Agenda escolar vs agenda anual


A mí, que soy un desastre, que soy el desorden mismo, que no sé dónde tengo la cabeza, que tengo reloj y siempre llego tarde, que lo adelanto diez minutos y aun así llego tarde. Yo, que soy esposa y esclava de la rutina, que voy cada mañana de transbordo en transbordo, caminando por los andenes como por el pasillo de mi casa. Que trato infructuosamente de domesticar mi caos y convertirlo en lo contrario, y así optimizar mi tiempo, mi espacio y mis circunstancias. A mí, que como segundo cerebro tengo una agenda, se me ha ocurrido que ahora, ahora que estrenamos año, quizá sería buena idea comprarme una agenda anual. A priori me pareció una gran idea, hasta que recordé que ya estaba en posesión de una, la sobria y funcionalísima agenda escolar de la universidad.

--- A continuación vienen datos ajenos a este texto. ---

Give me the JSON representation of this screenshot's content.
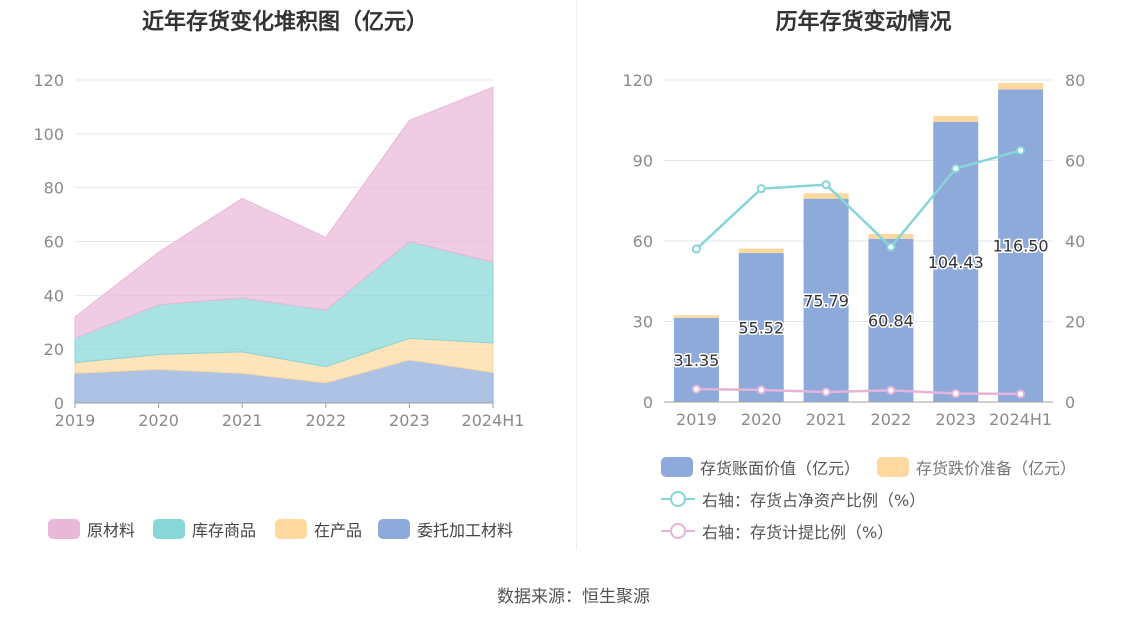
{
  "left_title": "近年存货变化堆积图（亿元）",
  "right_title": "历年存货变动情况",
  "source": "数据来源：恒生聚源",
  "chart_data": [
    {
      "type": "area",
      "stacked": true,
      "title": "近年存货变化堆积图（亿元）",
      "categories": [
        "2019",
        "2020",
        "2021",
        "2022",
        "2023",
        "2024H1"
      ],
      "ylim": [
        0,
        120
      ],
      "yticks": [
        "0",
        "20",
        "40",
        "60",
        "80",
        "100",
        "120"
      ],
      "grid": true,
      "legend_position": "bottom",
      "series": [
        {
          "name": "委托加工材料",
          "color": "#8eaadb",
          "values": [
            11,
            12.5,
            11,
            7.5,
            16,
            11.3
          ]
        },
        {
          "name": "在产品",
          "color": "#fdd9a0",
          "values": [
            4,
            5.5,
            8,
            6,
            8,
            11
          ]
        },
        {
          "name": "库存商品",
          "color": "#87d7d7",
          "values": [
            9,
            18.5,
            20,
            21,
            36,
            30
          ]
        },
        {
          "name": "原材料",
          "color": "#e9b8d9",
          "values": [
            8,
            19.5,
            37,
            27,
            45,
            65
          ]
        }
      ]
    },
    {
      "type": "bar",
      "stacked": true,
      "title": "历年存货变动情况",
      "categories": [
        "2019",
        "2020",
        "2021",
        "2022",
        "2023",
        "2024H1"
      ],
      "ylim": [
        0,
        120
      ],
      "yticks": [
        "0",
        "30",
        "60",
        "90",
        "120"
      ],
      "y2lim": [
        0,
        80
      ],
      "y2ticks": [
        "0",
        "20",
        "40",
        "60",
        "80"
      ],
      "grid": true,
      "legend_position": "bottom",
      "bar_series": [
        {
          "name": "存货账面价值（亿元）",
          "color": "#8eaadb",
          "values": [
            31.35,
            55.52,
            75.79,
            60.84,
            104.43,
            116.5
          ],
          "labels": [
            "31.35",
            "55.52",
            "75.79",
            "60.84",
            "104.43",
            "116.50"
          ]
        },
        {
          "name": "存货跌价准备（亿元）",
          "color": "#fdd9a0",
          "values": [
            1.0,
            1.7,
            2.0,
            1.8,
            2.2,
            2.4
          ]
        }
      ],
      "line_series": [
        {
          "name": "右轴：存货占净资产比例（%）",
          "color": "#86d5d7",
          "axis": "right",
          "values": [
            38,
            53,
            54,
            38.5,
            58,
            62.5
          ]
        },
        {
          "name": "右轴：存货计提比例（%）",
          "color": "#e6b3d9",
          "axis": "right",
          "values": [
            3.2,
            3.0,
            2.5,
            2.9,
            2.1,
            2.0
          ]
        }
      ]
    }
  ]
}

La última agenda escolar que le corresponde a mi último año de carrera. Entonces me surgió un gran dilema: ¿Debería cambiar mi agenda escolar por una anual?
A mí, que nunca me ha gustado dejar nada a medias, y menos una agenda llena de misiones cumplidas y de días por escribir.
Pero sin embargo tengo como máxima el “renovarse o morir”, hablando en pro de la novedad y la innovación que supondría el cambiar “cursos” por “años”.
Con la contra de que ya no me encajan las páginas dedicadas a horarios de tutorías, fechas de exámenes, notas de trabajos, cuatrimestres. Ya no hay febreros ni junios, y no más que un par de trabajos que entregar.
Yo, que ya la creía superada, reviviría mi peter-panalidad y volvería a entrar en crisis de edad, por dejar atrás lo escolar y convertirme en una persona anual, quiero decir, adulta.
Pero a la altura de julio la agenda escolar se termina, entonces todo mi caos se me caería encima, sin posibilidad de ser almacenado en casillas de días peinados a lo calendario, y me arrepentiría enormemente de no haber cambiado a una agenda anual.
Yo, con mi personificación constante de las cosas, me sentiría infiel ante mi agenda escolar, que quedaría desolada al verme marchar con otra.
A mí, que me cuesta horrores desvincularme del pasado, despegarme de cualquier cosa que se le asocie, después de tantos años compartidos con agendas escolares, se me presenta el futuro en la puerta en forma de agenda anual, recordándome que ya no voy al cole, ni al instituto, y que dentro de muy poco dejaré de ir a la universidad. Habré dejado de ser escolar y me convertiré en trabajadora, o profesional, o muy probablemente parada, y en ese caso no necesitaría ni agenda, algo que no me gustaría nada y que acabaría con todos estos absurdos supuestos.
Y quizá sencillamente, este inmenso y determinante dilema provenga de que en mi agenda actual (la escolar), se aproxima una fecha señalada en la que está escrito desde hace meses “¡Feliz cumpleaños!”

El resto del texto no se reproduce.